In our datasets, we have a few absolutely huge outliers. If we plot (eg in a boxplot) and include the outliers, the axis will be so squeezed that it's useless. Log-scaling doesn't help. But we want to tell the reader that the outliers exist (and say how many, and on which side of the boxplot, positive or negative), preferably without adding text manually to the caption. Is there a good method for this? Preferably in R, Matplotlib or Seaborn.
This is different from eg Ignore outliers in ggplot2 boxplot because I don't want to ignore the outliers: I want to show that they exist, but not plot them.
Sample code:
# from https://stackoverflow.com/questions/5677885/ignore-outliers-in-ggplot2-boxplot
> library("ggplot")
> df = data.frame(y = c(-100, rnorm(100), 100))

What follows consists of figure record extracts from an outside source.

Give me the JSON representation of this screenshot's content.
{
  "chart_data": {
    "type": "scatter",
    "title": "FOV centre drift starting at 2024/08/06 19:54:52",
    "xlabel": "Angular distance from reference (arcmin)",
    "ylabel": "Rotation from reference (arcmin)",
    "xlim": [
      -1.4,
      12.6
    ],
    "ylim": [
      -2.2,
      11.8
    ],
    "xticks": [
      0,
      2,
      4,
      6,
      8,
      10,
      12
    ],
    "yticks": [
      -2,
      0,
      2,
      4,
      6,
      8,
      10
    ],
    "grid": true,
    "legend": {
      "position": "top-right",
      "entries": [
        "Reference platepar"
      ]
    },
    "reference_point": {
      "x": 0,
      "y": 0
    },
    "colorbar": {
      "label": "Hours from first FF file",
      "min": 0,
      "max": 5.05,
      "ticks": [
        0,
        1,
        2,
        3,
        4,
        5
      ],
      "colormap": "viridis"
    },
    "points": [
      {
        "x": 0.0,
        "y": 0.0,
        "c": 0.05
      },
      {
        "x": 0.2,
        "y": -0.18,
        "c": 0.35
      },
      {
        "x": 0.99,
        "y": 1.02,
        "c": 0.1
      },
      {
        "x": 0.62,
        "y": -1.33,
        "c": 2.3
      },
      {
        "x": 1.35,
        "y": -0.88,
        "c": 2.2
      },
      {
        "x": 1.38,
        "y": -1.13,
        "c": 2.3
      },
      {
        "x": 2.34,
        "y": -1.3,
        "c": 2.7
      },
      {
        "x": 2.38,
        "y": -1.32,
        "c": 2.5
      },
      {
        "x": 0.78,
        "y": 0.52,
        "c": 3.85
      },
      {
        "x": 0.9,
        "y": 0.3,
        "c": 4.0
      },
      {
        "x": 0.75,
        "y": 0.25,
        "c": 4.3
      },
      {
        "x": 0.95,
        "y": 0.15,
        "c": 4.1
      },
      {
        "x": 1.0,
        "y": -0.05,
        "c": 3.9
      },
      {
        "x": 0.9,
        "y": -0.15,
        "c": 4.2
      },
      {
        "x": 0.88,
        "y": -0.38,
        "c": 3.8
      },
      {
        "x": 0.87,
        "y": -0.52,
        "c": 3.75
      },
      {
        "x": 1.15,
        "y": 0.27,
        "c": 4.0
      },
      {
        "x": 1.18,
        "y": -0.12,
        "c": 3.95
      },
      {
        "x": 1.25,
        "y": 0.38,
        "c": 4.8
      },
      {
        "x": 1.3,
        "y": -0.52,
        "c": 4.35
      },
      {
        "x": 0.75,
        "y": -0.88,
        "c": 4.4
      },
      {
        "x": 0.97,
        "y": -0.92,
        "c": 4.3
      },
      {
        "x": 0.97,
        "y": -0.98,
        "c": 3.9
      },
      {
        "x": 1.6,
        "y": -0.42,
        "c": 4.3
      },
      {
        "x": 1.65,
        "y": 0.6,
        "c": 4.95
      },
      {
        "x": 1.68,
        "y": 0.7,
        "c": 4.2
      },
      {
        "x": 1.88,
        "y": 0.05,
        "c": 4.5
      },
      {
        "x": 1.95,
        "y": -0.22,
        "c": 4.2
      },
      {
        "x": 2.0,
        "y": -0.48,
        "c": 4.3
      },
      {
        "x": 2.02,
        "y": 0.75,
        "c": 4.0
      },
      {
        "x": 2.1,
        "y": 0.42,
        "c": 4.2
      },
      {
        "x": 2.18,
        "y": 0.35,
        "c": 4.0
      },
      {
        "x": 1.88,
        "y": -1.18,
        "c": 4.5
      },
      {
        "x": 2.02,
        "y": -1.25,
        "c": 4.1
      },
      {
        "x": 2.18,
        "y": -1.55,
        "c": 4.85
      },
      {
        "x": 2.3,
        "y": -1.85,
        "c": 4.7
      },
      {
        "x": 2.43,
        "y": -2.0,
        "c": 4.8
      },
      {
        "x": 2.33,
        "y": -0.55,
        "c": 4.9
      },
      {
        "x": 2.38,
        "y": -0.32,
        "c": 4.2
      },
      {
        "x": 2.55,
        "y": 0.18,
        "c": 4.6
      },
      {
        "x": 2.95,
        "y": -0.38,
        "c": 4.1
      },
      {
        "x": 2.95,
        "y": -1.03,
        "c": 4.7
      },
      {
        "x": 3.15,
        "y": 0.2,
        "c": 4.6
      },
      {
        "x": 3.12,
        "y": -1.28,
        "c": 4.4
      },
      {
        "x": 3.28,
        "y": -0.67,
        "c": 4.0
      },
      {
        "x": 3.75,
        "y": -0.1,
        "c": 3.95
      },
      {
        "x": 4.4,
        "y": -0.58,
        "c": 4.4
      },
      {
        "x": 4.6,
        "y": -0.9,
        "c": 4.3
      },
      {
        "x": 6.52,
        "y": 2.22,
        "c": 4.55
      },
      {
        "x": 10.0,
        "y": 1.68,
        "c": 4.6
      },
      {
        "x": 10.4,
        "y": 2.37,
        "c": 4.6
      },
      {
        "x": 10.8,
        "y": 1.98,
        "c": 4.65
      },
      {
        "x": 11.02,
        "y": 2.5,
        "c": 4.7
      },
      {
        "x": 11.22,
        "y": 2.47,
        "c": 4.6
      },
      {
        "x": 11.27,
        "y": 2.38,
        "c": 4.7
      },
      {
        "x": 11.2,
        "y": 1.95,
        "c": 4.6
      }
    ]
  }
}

> ggplot(df, aes(y = y)) + geom_boxplot(aes(x = factor(1)))
We see a boxplot that is useless because of the presence of outliers. If we follow the accepted answer at that link, we remove the outliers in a very nice way, but now the reader doesn't realise there were any outliers.
EDIT a couple of comments/answers ask what I actually want, but that is precisely the difficulty -- I know I want an automated graphical presentation of the outliers (together with the main data), but I don't know what this should look like, exactly. I hope someone in the community knows some best practice for this situation. I don't need help writing code to find outliers or add text to plots.